Tous les enfants ont «un paradis perdu» et plusieurs écrivains tentent de le réinventer par l’écriture. Michel Tremblay a écrit des milliers de pages sur le Plateau Mont-Royal et que dire de Victor-Lévy Beaulieu et le pays de Trois-Pistoles.
Line Mc Murray possède le lac Sacacomie. On y pêchait la truite et il était facile d’y surprendre l’ours et l’orignal, d’entendre de vrais loups. La vie en forêt avec ses mystères et ses dangers. L’idée est fort sympathique et certains écrivains ont réussi des petits bijoux dans ce genre d’entreprise. Je pense à «Ces enfants de ma vie» de Gabrielle Roy ou encore à «Une enfance magogoise» de Daniel Gagnon.

Pire façon

Line Mc Murray s’y prend de la pire des façons pour évoquer le monde de son enfance. Elle adopte un faux langage de petite fille qui agace très rapidement. Un récit redondant, mal ficelé, idyllique à souhait qui masque les drames qui ont secoué la famille. Un mélange d’épithètes et d’humour qui tombe presque toujours à plat.

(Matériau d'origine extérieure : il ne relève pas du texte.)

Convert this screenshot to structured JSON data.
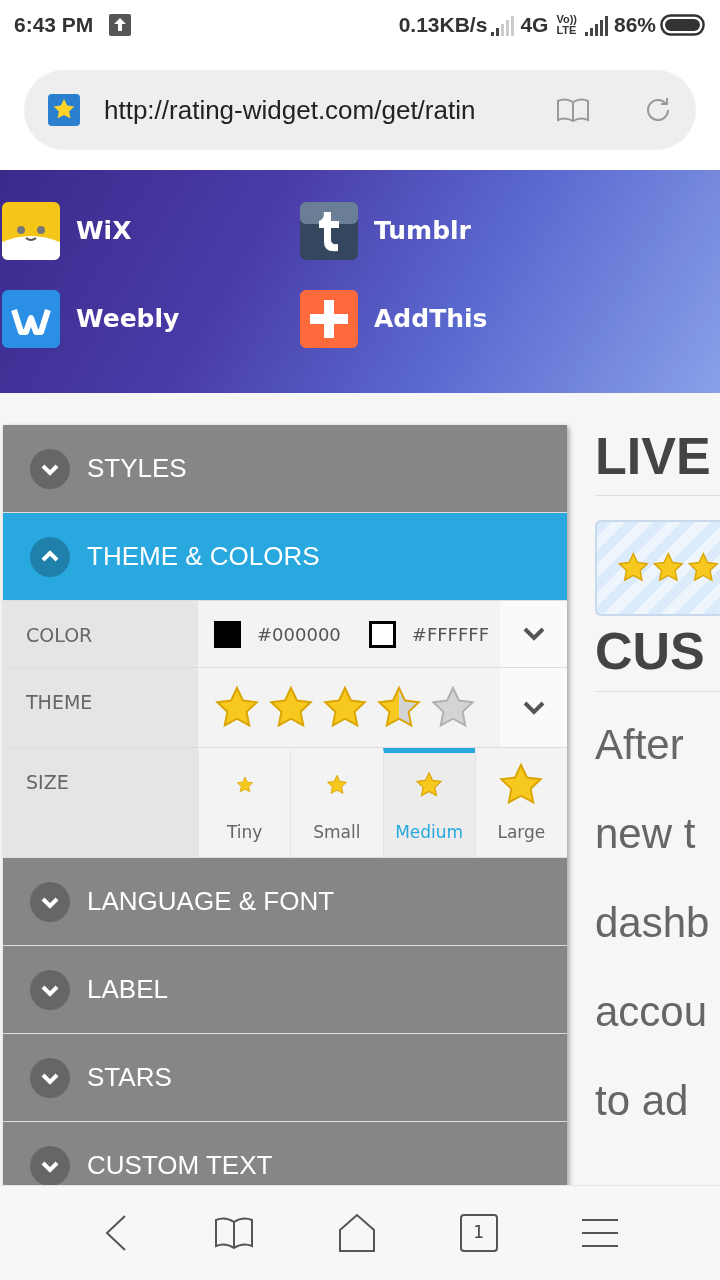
{
  "status_bar": {
    "time": "6:43 PM",
    "speed": "0.13KB/s",
    "network": "4G",
    "volte_top": "Vo))",
    "volte_bottom": "LTE",
    "battery": "86%"
  },
  "address_bar": {
    "url": "http://rating-widget.com/get/ratin"
  },
  "platforms": [
    {
      "name": "WiX",
      "kind": "wix"
    },
    {
      "name": "Tumblr",
      "kind": "tumblr"
    },
    {
      "name": "Weebly",
      "kind": "weebly"
    },
    {
      "name": "AddThis",
      "kind": "addthis"
    }
  ],
  "settings": [
    {
      "title": "STYLES",
      "expanded": false
    },
    {
      "title": "THEME & COLORS",
      "expanded": true,
      "rows": [
        {
          "kind": "color",
          "label": "COLOR",
          "colors": [
            {
              "color": "#000000",
              "value": "#000000"
            },
            {
              "color": "#ffffff",
              "value": "#FFFFFF"
            }
          ]
        },
        {
          "kind": "theme",
          "label": "THEME",
          "stars": 3.5
        },
        {
          "kind": "size",
          "label": "SIZE",
          "options": [
            {
              "label": "Tiny",
              "selected": false
            },
            {
              "label": "Small",
              "selected": false
            },
            {
              "label": "Medium",
              "selected": true
            },
            {
              "label": "Large",
              "selected": false
            }
          ]
        }
      ]
    },
    {
      "title": "LANGUAGE & FONT",
      "expanded": false
    },
    {
      "title": "LABEL",
      "expanded": false
    },
    {
      "title": "STARS",
      "expanded": false
    },
    {
      "title": "CUSTOM TEXT",
      "expanded": false
    }
  ],
  "content": {
    "heading": "LIVE",
    "subheading": "CUS",
    "lines": [
      "After",
      "new t",
      "dashb",
      "accou",
      "to ad"
    ]
  },
  "bottom_nav": {
    "tab_count": "1"
  }
}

Parce que drame il y a quand elle évoque dans un bout de phrase les dépressions de son père et ses plongées dans l’alcool. On peut comprendre sa pudeur à remuer les côtés moins reluisants de la famille, mais quand on s’aventure dans un récit, il faut le courage d’ouvrir tous les placards.
L’écrivaine virevolte sur des soupirs, des amourettes, des anecdotes sans importance. Du superlatif, des tentatives de jeux de mots et des niaiseries. La petite fille qu’elle n’est plus ne convainc personne.
«J’ignore la différence entre la fysique et la filosophie (j’ai éliminé volontairement le ph de ces mots, car j’ai tendance à les associer au ph de mon shampoing). Moi, je ne connais que ma famille, mon lac, mes arbres, mes animaux, et tout cela me semble réel. Filosophiquement et fysiquement parlant. Je sais du moins que l’espace est grand et plein de replis montagneux, et que dans ces replis, il y a plein de choses à deviner, par exemple ce à quoi les orignaux ou les ours occupent leur temps.» (p.172)
Une enfance qui «semble réelle», des récits qui ne peuvent intéresser que ses proches et encore. On le sait, les bonnes intentions n’ont rien à voir avec la littérature.

«Sacacomie» de Line Mc Murray est publié aux Éditions Québec Amérique.